The command line options are specified in the awk reference, and that also includes the basic program structure and expressions.
I like to write one-offs to process regular text files. I mean 'regular text file' as in 'text file following rules', not as 'any plain old text file' - if you need to get fancy when processing something, Python is a better language for quick and dirty programs - I've written about text processing in Python before.
The way I approach writing awk is usually with a one-off command line I build up somewhere so I can touch up and paste into a terminal to run.

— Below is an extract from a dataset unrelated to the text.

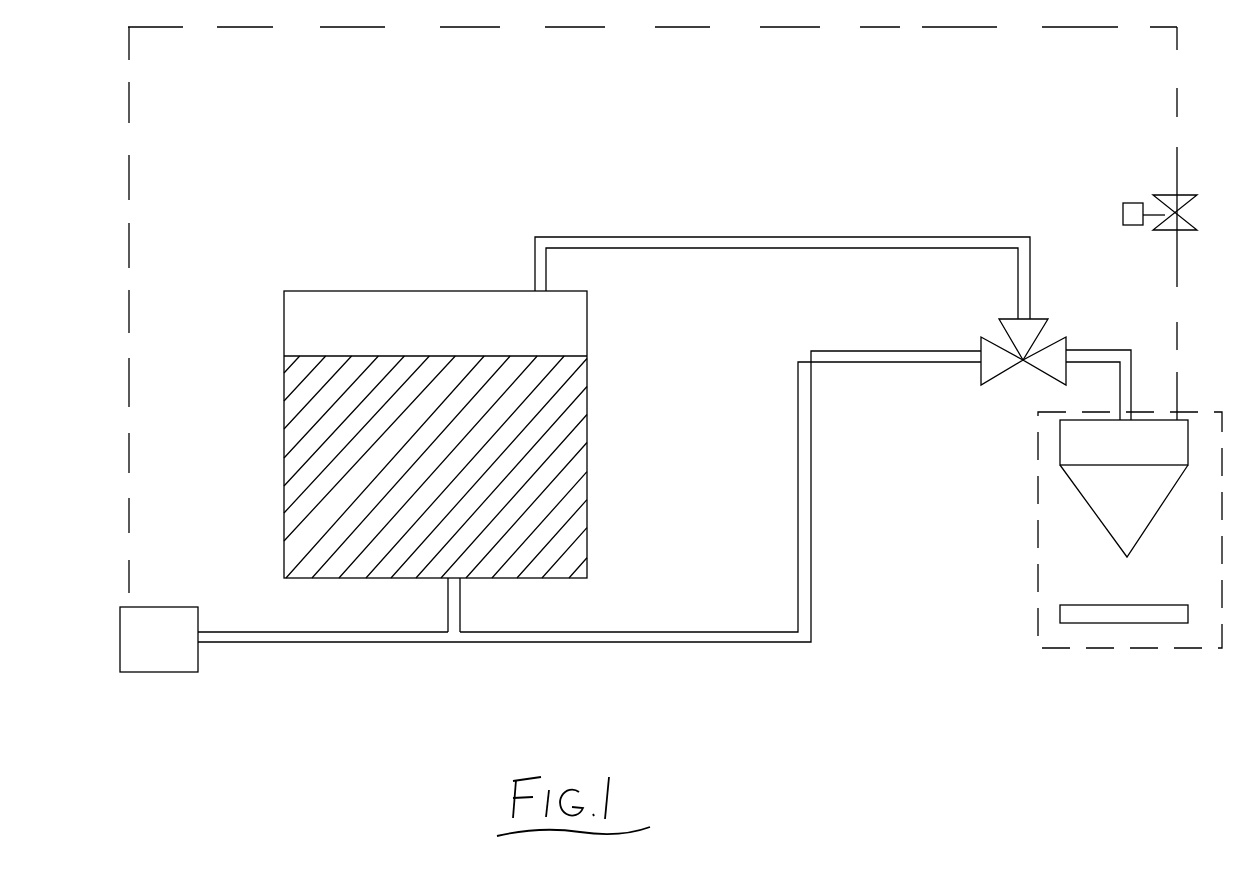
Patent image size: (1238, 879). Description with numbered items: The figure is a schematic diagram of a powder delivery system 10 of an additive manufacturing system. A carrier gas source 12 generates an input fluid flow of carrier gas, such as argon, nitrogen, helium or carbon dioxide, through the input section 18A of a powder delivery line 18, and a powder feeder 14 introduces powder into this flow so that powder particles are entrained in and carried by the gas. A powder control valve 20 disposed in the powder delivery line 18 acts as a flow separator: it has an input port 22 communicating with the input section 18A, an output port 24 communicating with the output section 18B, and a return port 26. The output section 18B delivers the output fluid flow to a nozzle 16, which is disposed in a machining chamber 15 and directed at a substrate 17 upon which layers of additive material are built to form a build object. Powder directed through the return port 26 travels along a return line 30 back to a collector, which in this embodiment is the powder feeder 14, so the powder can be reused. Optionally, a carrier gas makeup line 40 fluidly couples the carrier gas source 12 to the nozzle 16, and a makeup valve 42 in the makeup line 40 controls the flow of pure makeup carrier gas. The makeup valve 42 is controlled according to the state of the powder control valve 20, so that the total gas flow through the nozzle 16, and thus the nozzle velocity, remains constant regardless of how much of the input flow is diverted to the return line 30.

The starting structure is usually something like this:
awk '{print}' file.txt
This will just print out each line in file.txt
- that's what the '{print}'
program is. It's time to start writing something up, and here are the basic rules.
Often I will use awk to count specific lines or to extract some information from those lines.
I use the BEGIN
pattern to initialize counters, then match with regular expressions to increment, and write at the END
pattern.
For example, this will count top-header lines in a markdown file.
awk 'BEGIN {h=0}; /^# (.*)$/ {h+=1}; END {print "headers: " h}' file.md
NOTE: in Windows, the caret (^) character is also used as an escape character, so you would have to double it like this:
awk 'BEGIN {h=0}; /^^# (.*)$/ {h+=1}; END {print "headers: " h}' file.md
To print them out:
awk 'BEGIN {h=0}; /^# (.*)$/ {print;h+=1}; END {print "headers: " h}' file.md
Now, if this is all you wanted to do, grep
and wc
have you covered. awk
shines when you need to keep state as you go through your file.
Let's say I only want to count headers after a CONTENT STARTS line.
awk 'BEGIN {c=0;h=0}; /^# (.*)$/ {if (c) {h+=1}}; /CONTENT STARTS/ {c=1} END {print "headers: " h}' file.md
If you want to see more examples, golinuxcloud has some good ones.
Happy AWK scripting!